Le traité de Paris avait posé les bases sur lesquelles la pacification finale de l'Europe devait être réalisée, et avait déterminé que, dans le délai de deux mois, toutes les puissances qui avaient été engagées dans la dernière guerre enverraient des plénipotentiaires à Vienne pour régler les arrangements qui devaient compléter les dispositions arrêtées. Mais dès le mois de juin, lors du voyage que firent à Londres l'empereur de Russie et le roi de Prusse avec leurs ministres, ainsi que le chef du cabinet de Vienne, un profond dissentiment sur des questions de premier ordre s'était déjà manifesté, et l'on convint d'ajourner l'ouverture du congrès au 1er octobre. A cette époque, une nouvelle prorogation jusqu'au 1er novembre fut annoncée par une déclaration qui donnait à connaître que l'on avait jugé nécessaire, afin de fixer les idées, de concilier les opinions et d'amener à maturité les questions qui étaient à résoudre, d'établir d'abord des communications libres et confidentielles entre les plénipotentiaires de toutes les puissances.

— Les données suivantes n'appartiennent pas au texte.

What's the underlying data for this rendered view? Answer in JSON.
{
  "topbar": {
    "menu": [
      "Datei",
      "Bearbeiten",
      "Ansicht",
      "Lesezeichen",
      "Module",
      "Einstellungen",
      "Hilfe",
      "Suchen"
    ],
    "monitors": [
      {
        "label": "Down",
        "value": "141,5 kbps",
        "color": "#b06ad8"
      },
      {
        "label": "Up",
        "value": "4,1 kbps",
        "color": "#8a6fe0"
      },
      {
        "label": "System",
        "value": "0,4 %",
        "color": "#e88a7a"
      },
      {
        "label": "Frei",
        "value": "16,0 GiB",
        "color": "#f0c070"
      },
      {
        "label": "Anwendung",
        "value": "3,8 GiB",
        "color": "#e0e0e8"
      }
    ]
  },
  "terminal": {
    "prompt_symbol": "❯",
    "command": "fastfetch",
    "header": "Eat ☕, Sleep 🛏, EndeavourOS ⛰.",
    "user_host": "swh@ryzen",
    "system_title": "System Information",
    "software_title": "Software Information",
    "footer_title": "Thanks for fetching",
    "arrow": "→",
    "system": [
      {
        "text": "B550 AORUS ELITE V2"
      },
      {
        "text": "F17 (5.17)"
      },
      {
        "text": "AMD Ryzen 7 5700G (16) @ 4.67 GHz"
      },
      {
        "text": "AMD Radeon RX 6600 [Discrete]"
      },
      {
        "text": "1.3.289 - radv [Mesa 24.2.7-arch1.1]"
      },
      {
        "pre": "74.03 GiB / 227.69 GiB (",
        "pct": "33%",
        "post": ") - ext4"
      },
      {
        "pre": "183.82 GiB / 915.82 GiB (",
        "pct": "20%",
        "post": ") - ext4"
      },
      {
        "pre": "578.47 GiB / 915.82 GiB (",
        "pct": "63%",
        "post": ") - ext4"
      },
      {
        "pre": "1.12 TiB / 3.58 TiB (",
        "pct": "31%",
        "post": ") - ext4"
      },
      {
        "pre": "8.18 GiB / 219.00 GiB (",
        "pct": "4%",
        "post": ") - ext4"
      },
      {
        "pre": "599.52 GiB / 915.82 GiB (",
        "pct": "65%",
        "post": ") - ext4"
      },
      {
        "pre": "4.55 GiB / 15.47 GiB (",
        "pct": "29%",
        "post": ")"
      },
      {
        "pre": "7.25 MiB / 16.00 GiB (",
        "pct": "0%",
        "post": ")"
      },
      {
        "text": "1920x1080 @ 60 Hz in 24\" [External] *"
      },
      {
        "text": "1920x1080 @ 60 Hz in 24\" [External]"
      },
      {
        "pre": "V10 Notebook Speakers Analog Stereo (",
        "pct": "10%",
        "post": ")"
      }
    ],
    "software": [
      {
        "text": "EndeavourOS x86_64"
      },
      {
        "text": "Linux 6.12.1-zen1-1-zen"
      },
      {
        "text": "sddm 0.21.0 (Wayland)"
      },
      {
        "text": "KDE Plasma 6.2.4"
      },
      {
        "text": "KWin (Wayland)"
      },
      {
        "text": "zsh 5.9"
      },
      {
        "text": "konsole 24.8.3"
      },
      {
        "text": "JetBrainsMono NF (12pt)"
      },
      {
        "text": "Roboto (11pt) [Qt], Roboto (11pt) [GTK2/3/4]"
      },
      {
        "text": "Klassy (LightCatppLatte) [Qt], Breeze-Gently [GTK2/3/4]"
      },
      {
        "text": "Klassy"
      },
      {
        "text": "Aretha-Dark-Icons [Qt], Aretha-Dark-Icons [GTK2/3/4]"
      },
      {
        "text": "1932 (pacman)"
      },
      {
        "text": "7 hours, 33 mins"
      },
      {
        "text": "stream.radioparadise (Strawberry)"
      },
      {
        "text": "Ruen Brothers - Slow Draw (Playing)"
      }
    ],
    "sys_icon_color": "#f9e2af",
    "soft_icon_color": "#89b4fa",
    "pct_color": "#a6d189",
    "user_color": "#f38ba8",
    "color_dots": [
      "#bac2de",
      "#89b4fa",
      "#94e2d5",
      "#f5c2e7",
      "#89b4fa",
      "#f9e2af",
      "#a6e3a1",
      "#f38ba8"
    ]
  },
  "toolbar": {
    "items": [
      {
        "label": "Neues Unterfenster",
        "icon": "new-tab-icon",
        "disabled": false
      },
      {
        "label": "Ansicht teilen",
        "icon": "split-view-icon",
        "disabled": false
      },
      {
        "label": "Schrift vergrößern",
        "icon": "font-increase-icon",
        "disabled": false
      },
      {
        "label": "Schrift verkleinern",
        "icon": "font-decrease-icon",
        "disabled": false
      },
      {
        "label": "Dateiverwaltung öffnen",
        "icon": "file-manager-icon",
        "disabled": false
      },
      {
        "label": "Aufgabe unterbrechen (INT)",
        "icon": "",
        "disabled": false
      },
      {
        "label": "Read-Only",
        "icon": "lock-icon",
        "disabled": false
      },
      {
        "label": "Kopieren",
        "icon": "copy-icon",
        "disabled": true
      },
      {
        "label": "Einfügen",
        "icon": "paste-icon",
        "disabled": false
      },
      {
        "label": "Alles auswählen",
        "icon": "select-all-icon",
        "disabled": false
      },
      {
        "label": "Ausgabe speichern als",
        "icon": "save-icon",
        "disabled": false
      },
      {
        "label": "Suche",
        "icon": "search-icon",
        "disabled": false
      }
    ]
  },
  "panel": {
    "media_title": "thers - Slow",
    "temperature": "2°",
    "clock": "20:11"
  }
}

Dès le 25 septembre, l'empereur de Russie et le roi de Prusse avaient fait leur entrée solennelle à Vienne, où se trouvèrent bientôt réunis les rois de Bavière, de Danemark, de Wurtemberg et la plupart des souverains d'Allemagne. Ils avaient été précédés de leurs ministres, des plénipotentiaires de toutes les puissances, et d'un grand nombre de députés, de personnes de toutes les classes qui venaient invoquer la justice de l'auguste tribunal'.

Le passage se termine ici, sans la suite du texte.